Croatia signs EU accession treaty
IrishTimes: Croatia is set to become the European Union's 28th member in July 2013 after signing an accession treaty today but EU leaders delayed a decision on granting its fellow ex-Yugoslav neighbour Serbia the status of EU membership candidate.
EU politicians hope Croatia's membership, a reward for deep democratic and economic reforms, will persuade other countries in the Balkans that reforms pay off and accelerate democratic transition in a region torn by ethnic wars in the 1990s.
However, EU diplomats said European leaders meeting at a summit in Brussels delayed a decision on granting Serbia the status of an EU candidate until March at the latest due to concerns over Belgrade's failure to mend relations with its former province Kosovo.

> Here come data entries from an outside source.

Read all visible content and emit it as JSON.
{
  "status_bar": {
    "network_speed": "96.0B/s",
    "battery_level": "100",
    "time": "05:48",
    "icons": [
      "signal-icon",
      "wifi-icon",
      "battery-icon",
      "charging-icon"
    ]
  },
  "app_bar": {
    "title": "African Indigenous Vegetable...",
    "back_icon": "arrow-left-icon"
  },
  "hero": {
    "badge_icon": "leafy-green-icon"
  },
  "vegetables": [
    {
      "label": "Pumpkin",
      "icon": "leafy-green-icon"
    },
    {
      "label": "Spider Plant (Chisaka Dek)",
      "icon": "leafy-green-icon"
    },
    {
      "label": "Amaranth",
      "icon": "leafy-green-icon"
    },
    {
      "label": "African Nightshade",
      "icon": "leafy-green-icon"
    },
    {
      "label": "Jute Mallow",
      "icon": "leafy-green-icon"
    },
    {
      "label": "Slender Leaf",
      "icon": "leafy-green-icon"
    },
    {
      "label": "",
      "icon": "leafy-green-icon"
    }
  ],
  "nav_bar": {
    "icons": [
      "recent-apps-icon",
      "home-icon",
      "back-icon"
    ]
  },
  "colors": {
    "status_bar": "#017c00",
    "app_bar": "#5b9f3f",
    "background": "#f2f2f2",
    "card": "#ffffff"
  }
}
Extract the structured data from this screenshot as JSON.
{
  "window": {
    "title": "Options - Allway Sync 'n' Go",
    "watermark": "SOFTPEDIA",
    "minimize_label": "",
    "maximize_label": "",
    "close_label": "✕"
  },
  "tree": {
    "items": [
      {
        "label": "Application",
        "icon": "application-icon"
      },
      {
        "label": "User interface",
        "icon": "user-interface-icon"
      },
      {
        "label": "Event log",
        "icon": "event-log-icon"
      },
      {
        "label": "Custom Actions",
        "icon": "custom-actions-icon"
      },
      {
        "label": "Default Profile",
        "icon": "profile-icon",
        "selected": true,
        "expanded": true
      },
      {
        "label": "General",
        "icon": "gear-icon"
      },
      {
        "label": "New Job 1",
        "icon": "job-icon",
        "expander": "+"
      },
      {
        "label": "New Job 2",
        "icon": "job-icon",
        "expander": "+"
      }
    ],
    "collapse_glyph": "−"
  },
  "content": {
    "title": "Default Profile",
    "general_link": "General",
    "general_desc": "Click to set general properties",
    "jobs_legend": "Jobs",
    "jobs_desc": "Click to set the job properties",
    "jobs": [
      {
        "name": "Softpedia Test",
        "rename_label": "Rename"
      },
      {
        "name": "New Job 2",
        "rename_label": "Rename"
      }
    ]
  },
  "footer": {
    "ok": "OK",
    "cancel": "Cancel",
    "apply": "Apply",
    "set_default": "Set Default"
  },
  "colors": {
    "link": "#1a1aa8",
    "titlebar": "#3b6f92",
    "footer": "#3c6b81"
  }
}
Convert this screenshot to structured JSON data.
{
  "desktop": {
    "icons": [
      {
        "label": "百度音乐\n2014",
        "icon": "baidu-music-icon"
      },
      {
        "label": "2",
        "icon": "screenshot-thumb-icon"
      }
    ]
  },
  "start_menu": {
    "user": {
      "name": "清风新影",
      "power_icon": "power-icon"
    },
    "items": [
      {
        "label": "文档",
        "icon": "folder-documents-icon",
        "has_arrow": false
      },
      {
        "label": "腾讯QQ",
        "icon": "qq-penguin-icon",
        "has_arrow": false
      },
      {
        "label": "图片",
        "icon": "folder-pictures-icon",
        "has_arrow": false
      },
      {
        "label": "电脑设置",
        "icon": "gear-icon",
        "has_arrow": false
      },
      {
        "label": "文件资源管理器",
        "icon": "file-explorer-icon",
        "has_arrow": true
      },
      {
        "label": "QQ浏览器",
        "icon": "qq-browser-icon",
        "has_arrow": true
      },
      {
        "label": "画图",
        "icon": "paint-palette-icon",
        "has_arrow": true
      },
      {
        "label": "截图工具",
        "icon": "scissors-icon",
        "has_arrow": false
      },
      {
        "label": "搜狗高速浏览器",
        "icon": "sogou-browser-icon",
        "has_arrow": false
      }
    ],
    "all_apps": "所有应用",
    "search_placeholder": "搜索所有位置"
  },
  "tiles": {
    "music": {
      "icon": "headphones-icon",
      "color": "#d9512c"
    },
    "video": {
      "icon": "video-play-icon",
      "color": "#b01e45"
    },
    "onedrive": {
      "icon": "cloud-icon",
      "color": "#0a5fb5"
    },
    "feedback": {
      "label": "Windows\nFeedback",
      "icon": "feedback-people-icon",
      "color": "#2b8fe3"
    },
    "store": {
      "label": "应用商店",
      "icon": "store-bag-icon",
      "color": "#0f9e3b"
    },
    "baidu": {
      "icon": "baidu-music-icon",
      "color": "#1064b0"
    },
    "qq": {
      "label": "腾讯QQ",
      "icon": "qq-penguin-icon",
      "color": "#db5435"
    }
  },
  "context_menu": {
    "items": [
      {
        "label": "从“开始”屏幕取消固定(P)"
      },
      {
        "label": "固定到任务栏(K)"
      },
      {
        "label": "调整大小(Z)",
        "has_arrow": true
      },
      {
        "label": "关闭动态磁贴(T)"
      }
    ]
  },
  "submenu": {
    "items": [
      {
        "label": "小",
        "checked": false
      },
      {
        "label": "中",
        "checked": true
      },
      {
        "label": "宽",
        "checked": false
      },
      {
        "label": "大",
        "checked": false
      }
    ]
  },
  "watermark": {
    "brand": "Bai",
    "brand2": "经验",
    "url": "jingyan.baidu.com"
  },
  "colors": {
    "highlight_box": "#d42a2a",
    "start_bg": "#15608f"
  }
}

"The achievement of Croatia proves to all in the region that through hard work, persistence, political courage and determination, EU membership is within reach," European Council president Herman Van Rompuy said at a signing ceremony on the sidelines of a summit of EU heads of state.
"Croatia is a pioneer, demonstrating in a tangible way that the future of the western Balkans as a whole lies in the European Union. The Union remains committed to this perspective."
At the same summit, EU governments were divided over how to build a fiscal union to preserve the euro currency, with a large majority of countries led by Germany and France agreeing to move ahead with a separate treaty, leaving Britain isolated.
Under the term of EU membership, Croatia is required to join the euro. Croatia's prime minister elect Zoran Milanovic told a news conference in Zagreb this was a requirement in the "medium term". "That is our aim," he said.
Analysts believe Croatia could aim to adopt the euro by the end of this decade.
The Adriatic state of 4.3 million people - less than one per cent of the EU's current population - began EU accession talks six years ago.
Its bid struggled due to concerns over corruption and Zagreb's slow progress in coming to terms with the legacy of Balkan wars. But a last-minute reform push by outgoing prime minister Jadranka Kosor persuaded the EU that Croatia was ready.
"This reform momentum now needs to be maintained," European Commission president Jose Manuel Barroso said.
Zagreb will face EU monitoring ahead of accession, with the EU executive expected to report on how well anti-corruption reforms are progressing.
Other hopefuls in the Balkans are struggling to convince EU countries that reforms and regional reconciliation following ethnic wars are moving fast enough.
Serbia made a last-minute push before today's summit to resolve border tensions with Kosovo, whose declaration of independence in 2008 Belgrade refuses to recognise.
Belgrade told ethnic Serbs last weekend to remove remaining road blocks in Kosovo's lawless north as it attempted to convince EU leaders of its goodwill toward Pristina and win membership candidate status.
Many of the barricades erected since July in a dispute over control of Kosovo's northern border with Serbia remain in place, however, and EU diplomats said Belgrade's actions may not be enough to win the support of all member governments.
In a draft statement prepared for the summit, EU leaders will praise Serbia for democratic reforms but call for more evidence of progress in relations with Kosovo before making a final decision in March, according to the text seen by Reuters.
They are also expected to signal accession talks could start with Montenegro in June 2012 while calling for more evidence that Podgorica is serious about fighting corruption and organised crime, draft conclusions showed.